«Воскресение». Пьеса А. Житковского, по мотивам романа Л. Н. Толстого.
Самарский театр юного зрителя «СамАрт». Режиссер Денис Хуснияров, художник Семен Пастух
Внезапно возросший интерес театральных режиссеров к последнему роману Льва Толстого — привлекательный предмет для обдумывания, но в Самаре (в отличие от Петербурга) «Воскресение» всего лишь одно, и контекст его обсуждения несколько иной. Это первый спектакль Дениса Хусниярова в статусе художественного руководителя «СамАрта». Как говорят, принят он в городе неоднозначно, но на моем показе зал сидел не шелохнувшись, внимал серьезно и вдумчиво. Никто, по-моему, не уходил, хотя материал избран тяжелый, мрачный, почти беспросветный. Никакого утешения и облегчения зрителям не дождаться, и ощущение безнадежности заполняет гулкое пространство огромного зала, переливаясь со сцены волнами отчаяния… И по-человечески, и как факт искусства спектакль произвел на меня большое впечатление.
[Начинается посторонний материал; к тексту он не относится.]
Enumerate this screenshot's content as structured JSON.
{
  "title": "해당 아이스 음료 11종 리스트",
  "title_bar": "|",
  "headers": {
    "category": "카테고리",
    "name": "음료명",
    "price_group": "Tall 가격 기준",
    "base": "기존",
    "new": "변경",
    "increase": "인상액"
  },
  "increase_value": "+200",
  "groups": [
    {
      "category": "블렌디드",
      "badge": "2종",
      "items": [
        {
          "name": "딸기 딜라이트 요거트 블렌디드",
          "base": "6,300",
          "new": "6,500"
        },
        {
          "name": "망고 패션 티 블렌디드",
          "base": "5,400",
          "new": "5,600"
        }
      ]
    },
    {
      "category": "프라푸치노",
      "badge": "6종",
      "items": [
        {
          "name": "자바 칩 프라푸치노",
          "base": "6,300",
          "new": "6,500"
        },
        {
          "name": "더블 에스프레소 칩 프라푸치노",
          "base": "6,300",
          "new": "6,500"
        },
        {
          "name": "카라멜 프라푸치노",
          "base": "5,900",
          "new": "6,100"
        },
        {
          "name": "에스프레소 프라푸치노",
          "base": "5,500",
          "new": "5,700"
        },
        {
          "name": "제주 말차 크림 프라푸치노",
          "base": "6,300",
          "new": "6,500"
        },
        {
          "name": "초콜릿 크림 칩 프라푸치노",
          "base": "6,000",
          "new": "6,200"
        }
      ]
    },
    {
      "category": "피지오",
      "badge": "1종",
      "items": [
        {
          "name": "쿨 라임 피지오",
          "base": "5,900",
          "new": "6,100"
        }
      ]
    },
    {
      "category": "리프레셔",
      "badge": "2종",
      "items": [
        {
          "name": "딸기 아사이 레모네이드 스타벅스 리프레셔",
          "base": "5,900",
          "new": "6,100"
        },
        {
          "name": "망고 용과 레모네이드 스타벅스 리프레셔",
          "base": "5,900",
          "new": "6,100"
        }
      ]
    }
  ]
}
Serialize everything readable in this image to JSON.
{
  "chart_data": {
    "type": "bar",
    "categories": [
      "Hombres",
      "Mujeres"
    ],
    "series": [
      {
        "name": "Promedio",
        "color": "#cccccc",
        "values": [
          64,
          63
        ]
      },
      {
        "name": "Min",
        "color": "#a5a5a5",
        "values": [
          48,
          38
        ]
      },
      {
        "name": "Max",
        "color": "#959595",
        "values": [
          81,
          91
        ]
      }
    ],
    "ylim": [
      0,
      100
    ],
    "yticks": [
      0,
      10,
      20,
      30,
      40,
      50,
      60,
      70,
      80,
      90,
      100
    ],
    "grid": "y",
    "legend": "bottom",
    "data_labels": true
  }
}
В нем сконцентрированы усилия талантливой команды, аккумулированы немалые актерские силы театра — на площадке работают почти три десятка человек. А то, что высказывание получилось таким горьким, — «нашего времени случай-с», как говаривал один герой другого классика.
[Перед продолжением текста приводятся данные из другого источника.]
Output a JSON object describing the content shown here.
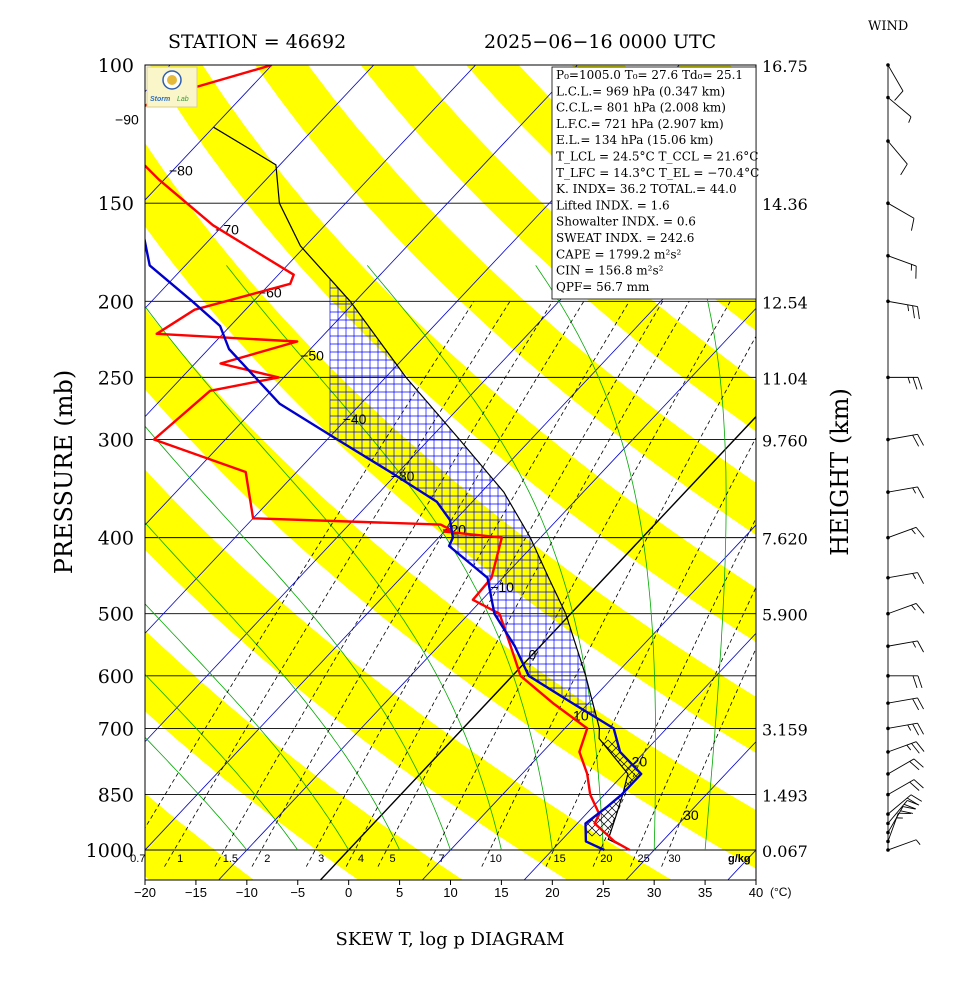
{
  "header": {
    "station": "STATION = 46692",
    "datetime": "2025−06−16 0000 UTC",
    "wind_label": "WIND",
    "footer_title": "SKEW T, log p DIAGRAM"
  },
  "colors": {
    "temperature": "#ff0000",
    "dewpoint": "#0000cc",
    "parcel": "#000000",
    "isotherm": "#0000cc",
    "dry_adiabat_band": "#ffff00",
    "moist_adiabat": "#00aa00",
    "mixing_ratio": "#000000",
    "cape_hatch": "#0000ff",
    "cin_hatch": "#000000"
  },
  "icons": {
    "logo": "lab-logo-icon"
  },
  "indices": [
    "P₀=1005.0  T₀= 27.6  Td₀= 25.1",
    "L.C.L.=  969 hPa (0.347 km)",
    "C.C.L.=  801 hPa (2.008 km)",
    "L.F.C.=  721 hPa (2.907 km)",
    "E.L.=  134 hPa (15.06 km)",
    "T_LCL = 24.5°C  T_CCL = 21.6°C",
    "T_LFC = 14.3°C  T_EL = −70.4°C",
    "K. INDX= 36.2  TOTAL.= 44.0",
    "Lifted INDX. =    1.6",
    "Showalter INDX. =     0.6",
    "SWEAT INDX. =   242.6",
    "CAPE = 1799.2 m²s²",
    "CIN   =   156.8 m²s²",
    "QPF= 56.7 mm"
  ],
  "chart_data": {
    "type": "line",
    "title": "SKEW T, log p DIAGRAM",
    "ylabel_left": "PRESSURE (mb)",
    "ylabel_right": "HEIGHT (km)",
    "xlabel_unit": "(°C)",
    "mixing_ratio_unit": "g/kg",
    "x_ticks": [
      -20,
      -15,
      -10,
      -5,
      0,
      5,
      10,
      15,
      20,
      25,
      30,
      35,
      40
    ],
    "xlim": [
      -20,
      40
    ],
    "pressure_levels": [
      {
        "p": 100,
        "label": "100",
        "height": "16.75"
      },
      {
        "p": 150,
        "label": "150",
        "height": "14.36"
      },
      {
        "p": 200,
        "label": "200",
        "height": "12.54"
      },
      {
        "p": 250,
        "label": "250",
        "height": "11.04"
      },
      {
        "p": 300,
        "label": "300",
        "height": "9.760"
      },
      {
        "p": 400,
        "label": "400",
        "height": "7.620"
      },
      {
        "p": 500,
        "label": "500",
        "height": "5.900"
      },
      {
        "p": 600,
        "label": "600",
        "height": ""
      },
      {
        "p": 700,
        "label": "700",
        "height": "3.159"
      },
      {
        "p": 850,
        "label": "850",
        "height": "1.493"
      },
      {
        "p": 1000,
        "label": "1000",
        "height": "0.067"
      }
    ],
    "isotherm_labels": [
      {
        "t": -90,
        "p": 118,
        "label": "−90"
      },
      {
        "t": -80,
        "p": 137,
        "label": "−80"
      },
      {
        "t": -70,
        "p": 163,
        "label": "−70"
      },
      {
        "t": -60,
        "p": 196,
        "label": "−60"
      },
      {
        "t": -50,
        "p": 236,
        "label": "−50"
      },
      {
        "t": -40,
        "p": 284,
        "label": "−40"
      },
      {
        "t": -30,
        "p": 336,
        "label": "−30"
      },
      {
        "t": -20,
        "p": 393,
        "label": "−20"
      },
      {
        "t": -10,
        "p": 465,
        "label": "−10"
      },
      {
        "t": 0,
        "p": 567,
        "label": "0"
      },
      {
        "t": 10,
        "p": 678,
        "label": "10"
      },
      {
        "t": 20,
        "p": 776,
        "label": "20"
      },
      {
        "t": 30,
        "p": 908,
        "label": "30"
      }
    ],
    "mixing_ratios": [
      "0.7",
      "1",
      "1.5",
      "2",
      "3",
      "4",
      "5",
      "7",
      "10",
      "15",
      "20",
      "25",
      "30"
    ],
    "temperature_profile": [
      {
        "p": 1000,
        "t": 27.6
      },
      {
        "p": 975,
        "t": 25.3
      },
      {
        "p": 925,
        "t": 21.7
      },
      {
        "p": 900,
        "t": 21.3
      },
      {
        "p": 850,
        "t": 18.6
      },
      {
        "p": 800,
        "t": 16.4
      },
      {
        "p": 750,
        "t": 13.6
      },
      {
        "p": 700,
        "t": 12.2
      },
      {
        "p": 650,
        "t": 6.5
      },
      {
        "p": 600,
        "t": 0.8
      },
      {
        "p": 550,
        "t": -2.9
      },
      {
        "p": 500,
        "t": -7.0
      },
      {
        "p": 480,
        "t": -10.9
      },
      {
        "p": 450,
        "t": -11.1
      },
      {
        "p": 400,
        "t": -13.8
      },
      {
        "p": 393,
        "t": -20.0
      },
      {
        "p": 391,
        "t": -19.5
      },
      {
        "p": 385,
        "t": -21.0
      },
      {
        "p": 378,
        "t": -40.0
      },
      {
        "p": 330,
        "t": -45.0
      },
      {
        "p": 300,
        "t": -57.0
      },
      {
        "p": 260,
        "t": -56.0
      },
      {
        "p": 250,
        "t": -50.5
      },
      {
        "p": 240,
        "t": -57.5
      },
      {
        "p": 225,
        "t": -52.0
      },
      {
        "p": 220,
        "t": -66.5
      },
      {
        "p": 205,
        "t": -65.0
      },
      {
        "p": 190,
        "t": -58.0
      },
      {
        "p": 185,
        "t": -58.5
      },
      {
        "p": 160,
        "t": -71.0
      },
      {
        "p": 140,
        "t": -80.5
      },
      {
        "p": 120,
        "t": -90.5
      },
      {
        "p": 110,
        "t": -88.0
      },
      {
        "p": 100,
        "t": -80.0
      }
    ],
    "dewpoint_profile": [
      {
        "p": 1000,
        "t": 25.1
      },
      {
        "p": 975,
        "t": 22.5
      },
      {
        "p": 925,
        "t": 20.8
      },
      {
        "p": 880,
        "t": 21.4
      },
      {
        "p": 850,
        "t": 21.7
      },
      {
        "p": 800,
        "t": 21.7
      },
      {
        "p": 750,
        "t": 17.6
      },
      {
        "p": 700,
        "t": 14.8
      },
      {
        "p": 650,
        "t": 8.4
      },
      {
        "p": 600,
        "t": 1.6
      },
      {
        "p": 550,
        "t": -2.5
      },
      {
        "p": 500,
        "t": -7.5
      },
      {
        "p": 450,
        "t": -11.5
      },
      {
        "p": 410,
        "t": -18.2
      },
      {
        "p": 400,
        "t": -18.6
      },
      {
        "p": 380,
        "t": -20.5
      },
      {
        "p": 360,
        "t": -23.5
      },
      {
        "p": 330,
        "t": -30.8
      },
      {
        "p": 300,
        "t": -39.0
      },
      {
        "p": 270,
        "t": -48.0
      },
      {
        "p": 230,
        "t": -58.0
      },
      {
        "p": 215,
        "t": -61.0
      },
      {
        "p": 200,
        "t": -66.0
      },
      {
        "p": 180,
        "t": -73.5
      },
      {
        "p": 160,
        "t": -78.0
      },
      {
        "p": 140,
        "t": -88.0
      },
      {
        "p": 120,
        "t": -96.0
      },
      {
        "p": 110,
        "t": -101.0
      },
      {
        "p": 100,
        "t": -99.0
      }
    ],
    "parcel_profile": [
      {
        "p": 1000,
        "t": 27.6
      },
      {
        "p": 969,
        "t": 24.5
      },
      {
        "p": 900,
        "t": 23.0
      },
      {
        "p": 850,
        "t": 21.8
      },
      {
        "p": 800,
        "t": 20.4
      },
      {
        "p": 721,
        "t": 14.3
      },
      {
        "p": 700,
        "t": 13.4
      },
      {
        "p": 600,
        "t": 7.2
      },
      {
        "p": 500,
        "t": -0.5
      },
      {
        "p": 450,
        "t": -5.5
      },
      {
        "p": 400,
        "t": -11.0
      },
      {
        "p": 350,
        "t": -17.8
      },
      {
        "p": 300,
        "t": -27.0
      },
      {
        "p": 250,
        "t": -38.0
      },
      {
        "p": 200,
        "t": -50.5
      },
      {
        "p": 170,
        "t": -60.5
      },
      {
        "p": 150,
        "t": -66.5
      },
      {
        "p": 134,
        "t": -70.4
      },
      {
        "p": 120,
        "t": -80.0
      }
    ],
    "wind_barbs": [
      {
        "p": 1000,
        "dir": 250,
        "kt": 5
      },
      {
        "p": 975,
        "dir": 200,
        "kt": 15
      },
      {
        "p": 950,
        "dir": 210,
        "kt": 20
      },
      {
        "p": 925,
        "dir": 220,
        "kt": 20
      },
      {
        "p": 900,
        "dir": 230,
        "kt": 20
      },
      {
        "p": 850,
        "dir": 240,
        "kt": 20
      },
      {
        "p": 800,
        "dir": 240,
        "kt": 20
      },
      {
        "p": 750,
        "dir": 250,
        "kt": 25
      },
      {
        "p": 700,
        "dir": 260,
        "kt": 25
      },
      {
        "p": 650,
        "dir": 260,
        "kt": 20
      },
      {
        "p": 600,
        "dir": 270,
        "kt": 20
      },
      {
        "p": 550,
        "dir": 260,
        "kt": 15
      },
      {
        "p": 500,
        "dir": 250,
        "kt": 15
      },
      {
        "p": 450,
        "dir": 260,
        "kt": 15
      },
      {
        "p": 400,
        "dir": 250,
        "kt": 15
      },
      {
        "p": 350,
        "dir": 260,
        "kt": 15
      },
      {
        "p": 300,
        "dir": 260,
        "kt": 20
      },
      {
        "p": 250,
        "dir": 270,
        "kt": 25
      },
      {
        "p": 200,
        "dir": 280,
        "kt": 25
      },
      {
        "p": 175,
        "dir": 290,
        "kt": 15
      },
      {
        "p": 150,
        "dir": 300,
        "kt": 10
      },
      {
        "p": 125,
        "dir": 320,
        "kt": 10
      },
      {
        "p": 110,
        "dir": 310,
        "kt": 5
      },
      {
        "p": 100,
        "dir": 330,
        "kt": 10
      }
    ]
  }
}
Этот «другой классик» вспоминался мне во время спектакля неоднократно. Сам роман Льва Николаевича кажется мне отчасти «достоевским» с его проблематикой «преступления и наказания», с затхлой атмосферой судейских контор, с холодом каторжного барака. Герой «Воскресения» Дмитрий Нехлюдов в исполнении Петра Касатьева внешне отдаленно напомнил мне Федора Михайловича — большой открытый лоб, усы и бородка, глубоко посаженные страдальческие глаза… Главное, впрочем, не внешность. Суть — в ожоге души Нехлюдова, которому внезапно открылась вся бездна человеческого страдания. С болью от этого ожога он не может жить прежней жизнью, срывается с привычного круга и — надломленный, раненый — начинает метаться. Надрыв (слово из лексикона Достоевского) героя оказывается таким катастрофичным, что становится буквально «разрывом» — Дмитрий раздваивается, распадается на две фигуры. Открывает спектакль персонаж, обозначенный в программке как «Нехлюдов после всех испытаний». Алексей Меженный в этой роли проходит через все действие, становясь рассказчиком, повествующим обо всем, что случилось с ним самим, — сначала, кажется, пытаясь спрятаться за ироничной отстраненностью, но почти сразу выдавая свое горе дрогнувшим голосом и блеснувшей слезой. Он стоит на авансцене, ближе к правому порталу (и до финала в центр не рвется, существуя все время где-то сбоку, словно прячась). Актер дает знак, и по щелчку его пальцев поднимается занавес, открывая взглядам космос сцены, оформленной эффектно, с красивой и мрачной холодностью.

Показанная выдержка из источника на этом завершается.